Plus personne ne s'oppose «en théorie» à la transformation digitale de l'entreprise. On peut la penser souhaitable, inévitable, inéluctable; on peut la redouter ou l'espérer; il n'est en revanche plus possible de la penser «évitable». Et pourtant, un sondage réalisé par Opinion Way pour le compte de l'Innovation Factory semble démontrer le contraire: 66% des dirigeants ne pensent pas souhaitable de sensibiliser leurs cadres aux outils digitaux et à leur potentiel. «Inconscience», «optimisme», peur du changement ou «cécité», j'ai beaucoup hésité sur l'interprétation à donner à ce chiffre et conclu que ces différentes raisons se combinaient sans doute.

La transformation digitale des entreprises n'est donc pas un long fleuve tranquille, tandis que les usages numériques des consommateurs poussés, stimulés par celui des «digitale natives», progressent de façon exponentielle et naturelle. Cette divergence explique pour une bonne part le «retard numérique de la France», cinquième puissance économique mondiale mais seulement... vingt-deuxième économie numérique. Cela signifie sans doute que d'autres nations ont su collectivement trouver les accélérateurs et réduire les freins au changement.

Tous les agents politiques et économiques sont aujourd'hui convaincus (et c'est un grand progrès!) du cap, mais ils hésitent encore sur les moyens à mobiliser et sur le rythme des changements à accomplir. Je n'ai pas la prétention de définir dans le cadre de cette tribune le modus operandi d'une digitalisation réussie. Mais un mot résume certaines de mes convictions, instruites par quinze années d'observation des avancées, reculs et stagnations. Ce mot est «POP»: people, organisation, persévérance.

P comme people. Pour «faire du digital», il faut une bonne combinaison entre stratèges, managers et experts. Comme au rugby, une équipe ne peut être composée seulement de «gros», de «grands» ou de «petits». Les stratèges voient le changement, le modélisent et donnent le tempo. Quant aux managers intermédiaires, ils sont les agents de la transformation au quotidien, de la conduite des hommes et des femmes qui l'initieront et de l'évangélisation des équipes homologues.
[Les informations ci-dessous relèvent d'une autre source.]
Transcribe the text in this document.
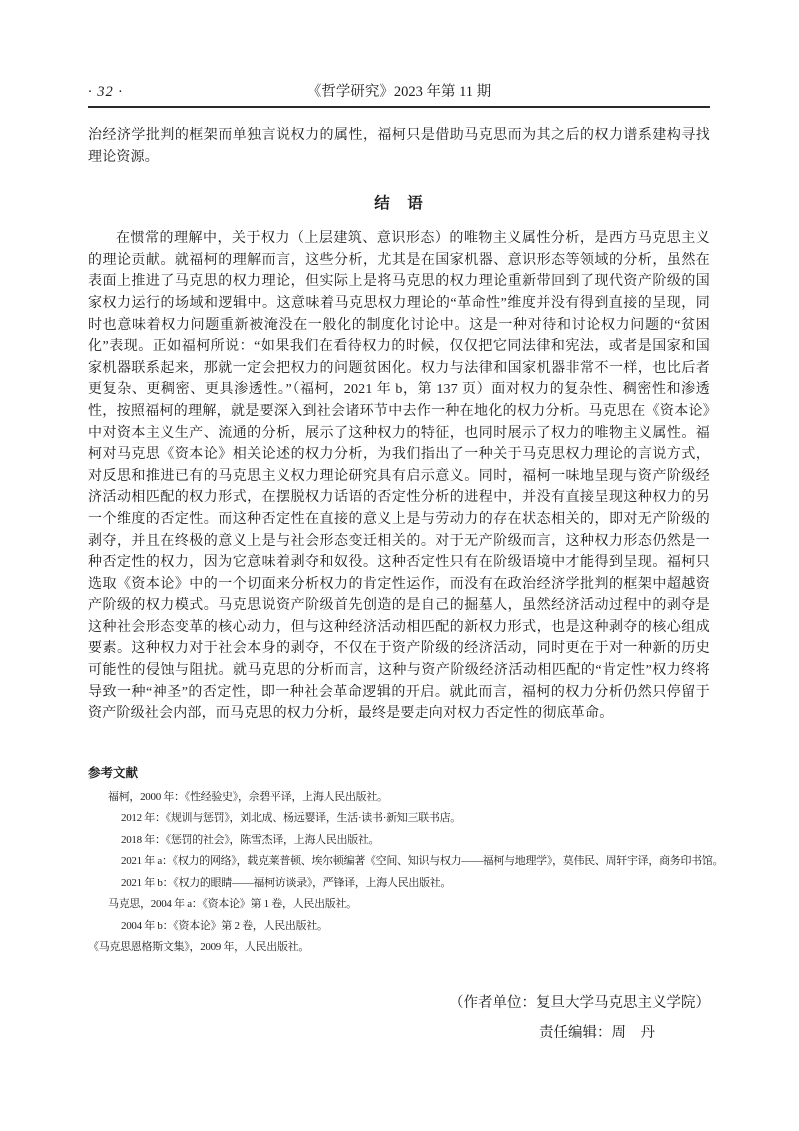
· 32 ·	《哲学研究》2023 年第 11 期

治经济学批判的框架而单独言说权力的属性，福柯只是借助马克思而为其之后的权力谱系建构寻找理论资源。

结　语

在惯常的理解中，关于权力（上层建筑、意识形态）的唯物主义属性分析，是西方马克思主义的理论贡献。就福柯的理解而言，这些分析，尤其是在国家机器、意识形态等领域的分析，虽然在表面上推进了马克思的权力理论，但实际上是将马克思的权力理论重新带回到了现代资产阶级的国家权力运行的场域和逻辑中。这意味着马克思权力理论的“革命性”维度并没有得到直接的呈现，同时也意味着权力问题重新被淹没在一般化的制度化讨论中。这是一种对待和讨论权力问题的“贫困化”表现。正如福柯所说：“如果我们在看待权力的时候，仅仅把它同法律和宪法，或者是国家和国家机器联系起来，那就一定会把权力的问题贫困化。权力与法律和国家机器非常不一样，也比后者更复杂、更稠密、更具渗透性。”（福柯，2021 年 b，第 137 页）面对权力的复杂性、稠密性和渗透性，按照福柯的理解，就是要深入到社会诸环节中去作一种在地化的权力分析。马克思在《资本论》中对资本主义生产、流通的分析，展示了这种权力的特征，也同时展示了权力的唯物主义属性。福柯对马克思《资本论》相关论述的权力分析，为我们指出了一种关于马克思权力理论的言说方式，对反思和推进已有的马克思主义权力理论研究具有启示意义。同时，福柯一味地呈现与资产阶级经济活动相匹配的权力形式，在摆脱权力话语的否定性分析的进程中，并没有直接呈现这种权力的另一个维度的否定性。而这种否定性在直接的意义上是与劳动力的存在状态相关的，即对无产阶级的剥夺，并且在终极的意义上是与社会形态变迁相关的。对于无产阶级而言，这种权力形态仍然是一种否定性的权力，因为它意味着剥夺和奴役。这种否定性只有在阶级语境中才能得到呈现。福柯只选取《资本论》中的一个切面来分析权力的肯定性运作，而没有在政治经济学批判的框架中超越资产阶级的权力模式。马克思说资产阶级首先创造的是自己的掘墓人，虽然经济活动过程中的剥夺是这种社会形态变革的核心动力，但与这种经济活动相匹配的新权力形式，也是这种剥夺的核心组成要素。这种权力对于社会本身的剥夺，不仅在于资产阶级的经济活动，同时更在于对一种新的历史可能性的侵蚀与阻扰。就马克思的分析而言，这种与资产阶级经济活动相匹配的“肯定性”权力终将导致一种“神圣”的否定性，即一种社会革命逻辑的开启。就此而言，福柯的权力分析仍然只停留于资产阶级社会内部，而马克思的权力分析，最终是要走向对权力否定性的彻底革命。

参考文献
福柯，2000 年：《性经验史》，佘碧平译，上海人民出版社。
2012 年：《规训与惩罚》，刘北成、杨远婴译，生活·读书·新知三联书店。
2018 年：《惩罚的社会》，陈雪杰译，上海人民出版社。
2021 年 a：《权力的网络》，载克莱普顿、埃尔顿编著《空间、知识与权力——福柯与地理学》，莫伟民、周轩宇译，商务印书馆。
2021 年 b：《权力的眼睛——福柯访谈录》，严锋译，上海人民出版社。
马克思，2004 年 a：《资本论》第 1 卷，人民出版社。
2004 年 b：《资本论》第 2 卷，人民出版社。
《马克思恩格斯文集》，2009 年，人民出版社。
（作者单位：复旦大学马克思主义学院）
责任编辑：周　丹
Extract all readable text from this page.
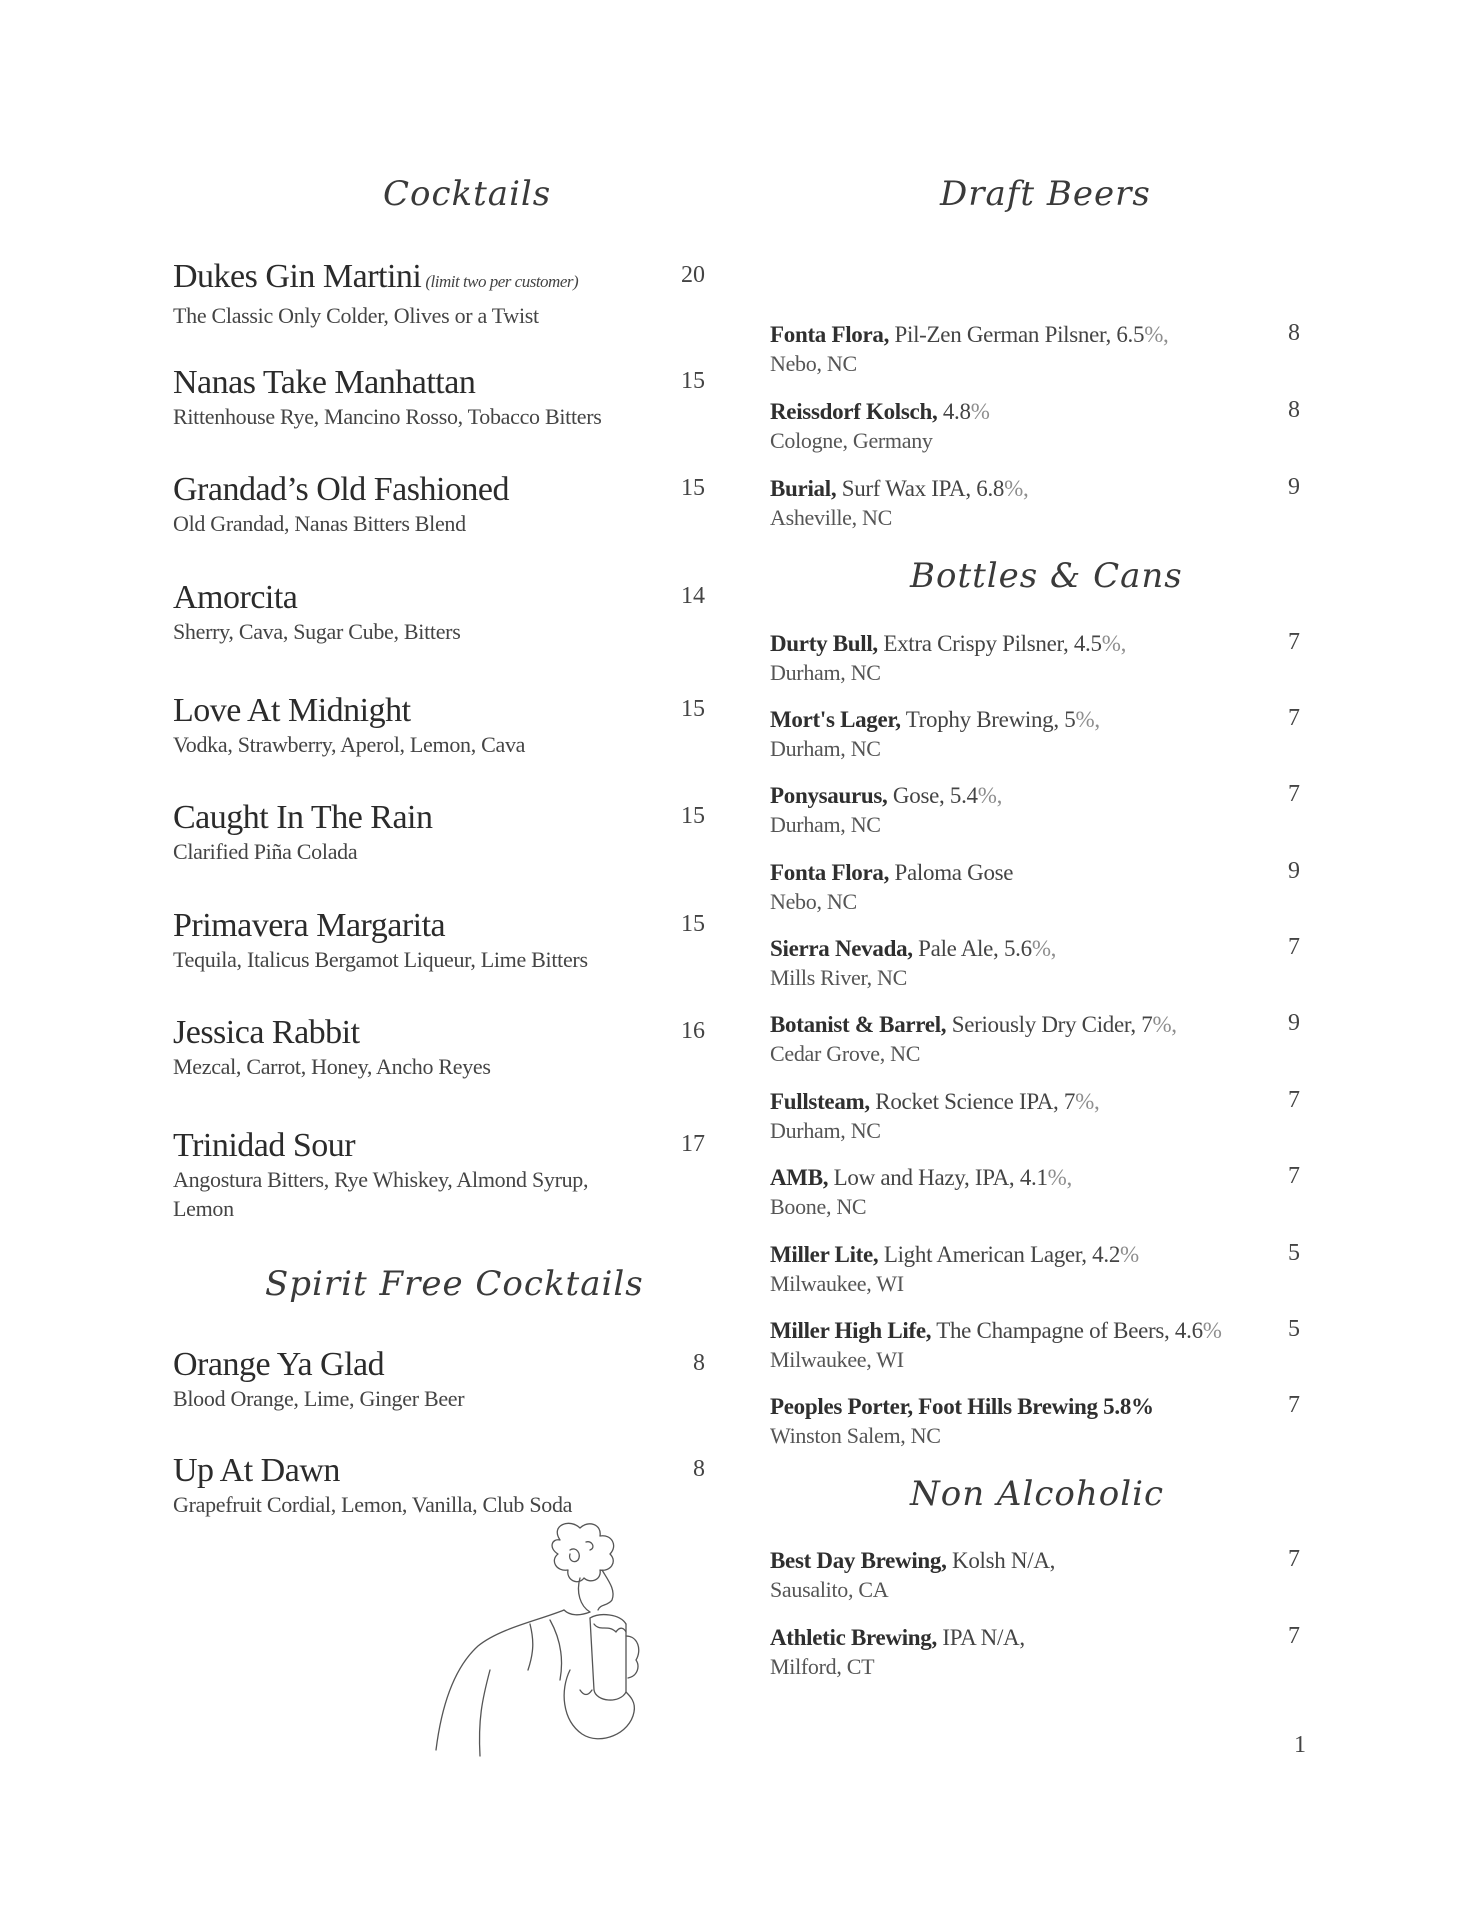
Cocktails
Dukes Gin Martini (limit two per customer)
The Classic Only Colder, Olives or a Twist
20
Nanas Take Manhattan
Rittenhouse Rye, Mancino Rosso, Tobacco Bitters
15
Grandad’s Old Fashioned
Old Grandad, Nanas Bitters Blend
15
Amorcita
Sherry, Cava, Sugar Cube, Bitters
14
Love At Midnight
Vodka, Strawberry, Aperol, Lemon, Cava
15
Caught In The Rain
Clarified Piña Colada
15
Primavera Margarita
Tequila, Italicus Bergamot Liqueur, Lime Bitters
15
Jessica Rabbit
Mezcal, Carrot, Honey, Ancho Reyes
16
Trinidad Sour
Angostura Bitters, Rye Whiskey, Almond Syrup,
Lemon
17
Spirit Free Cocktails
Orange Ya Glad
Blood Orange, Lime, Ginger Beer
8
Up At Dawn
Grapefruit Cordial, Lemon, Vanilla, Club Soda
8
Draft Beers
Fonta Flora, Pil-Zen German Pilsner, 6.5%,
Nebo, NC
8
Reissdorf Kolsch, 4.8%
Cologne, Germany
8
Burial, Surf Wax IPA, 6.8%,
Asheville, NC
9
Bottles & Cans
Durty Bull, Extra Crispy Pilsner, 4.5%,
Durham, NC
7
Mort's Lager, Trophy Brewing, 5%,
Durham, NC
7
Ponysaurus, Gose, 5.4%,
Durham, NC
7
Fonta Flora, Paloma Gose
Nebo, NC
9
Sierra Nevada, Pale Ale, 5.6%,
Mills River, NC
7
Botanist & Barrel, Seriously Dry Cider, 7%,
Cedar Grove, NC
9
Fullsteam, Rocket Science IPA, 7%,
Durham, NC
7
AMB, Low and Hazy, IPA, 4.1%,
Boone, NC
7
Miller Lite, Light American Lager, 4.2%
Milwaukee, WI
5
Miller High Life, The Champagne of Beers, 4.6%
Milwaukee, WI
5
Peoples Porter, Foot Hills Brewing 5.8%
Winston Salem, NC
7
Non Alcoholic
Best Day Brewing, Kolsh N/A,
Sausalito, CA
7
Athletic Brewing, IPA N/A,
Milford, CT
7
1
Enfin, aux experts la fonction d'innovation, de rupture et de conceptualisation des outils; produire du digital «sans expert du digital» - comme le souhaitait le patron marketing d'une grande maison de disques - est selon moi comme cuisiner une sauce sans épices.

O comme organisation. Il n'y pas pour «faire du digital» d'organisation «idéale» et parfaite qui s'imposerait en tout temps et pour toutes les entreprises. Il y a en revanche des principes d'organisation qui, par leur application durable et modérée, permettent au digital de monter en puissance sans abîmer les autres directions ni s'attirer leurs foudres. J'ai trop connu depuis le début des années 2000 dans les médias et le commerce ces violents coups de volant qui isolent le Web en le séparant de toutes les autres activités avant de le dissoudre au sein de l'organisation sans lui permettre d'assurer ses prérogatives. Sauf moments particuliers - la SNCF par exemple eu raison de filialiser en 2002 Voyages-sncf.com -, les positions extrêmes sont à proscrire, le pire est encore de passer sans coup férir d'une position à une autre.

P comme persévérance. Pour «digitaliser» une organisation, a fortiori quand celle-ci est grande, il faut de la persévérance, de l'opiniâtreté, de la résilience... Il est nécessaire de «connaître» mais aussi de «faire connaître», d'évangéliser. Ce qui suppose du temps, des moyens et de la patience. De même, on ne forme pas un étudiant au digital en un jour et les formations les plus valables seront - qu'elles soient gratuites ou payantes, diplômantes ou non - celles qui prévoient un cursus long, polyvalent et global.

En somme, la digitalisation est comme un liquide qui se répand à l'intérieur d'un organisme: il ne le purifie pas, il l'alimente; tantôt le liquide s'accumule, prend forme et se concentre là où il est le plus nécessaire, tantôt, il nourrit les organes fonctionnels. Et c'est la tête - celle de l'Etat ou de l'entreprise - qui dirige la manœuvre tout en «écoutant les reins et les cœurs» pour que le mouvement soit collectif, partagé et le plus rythmé possible!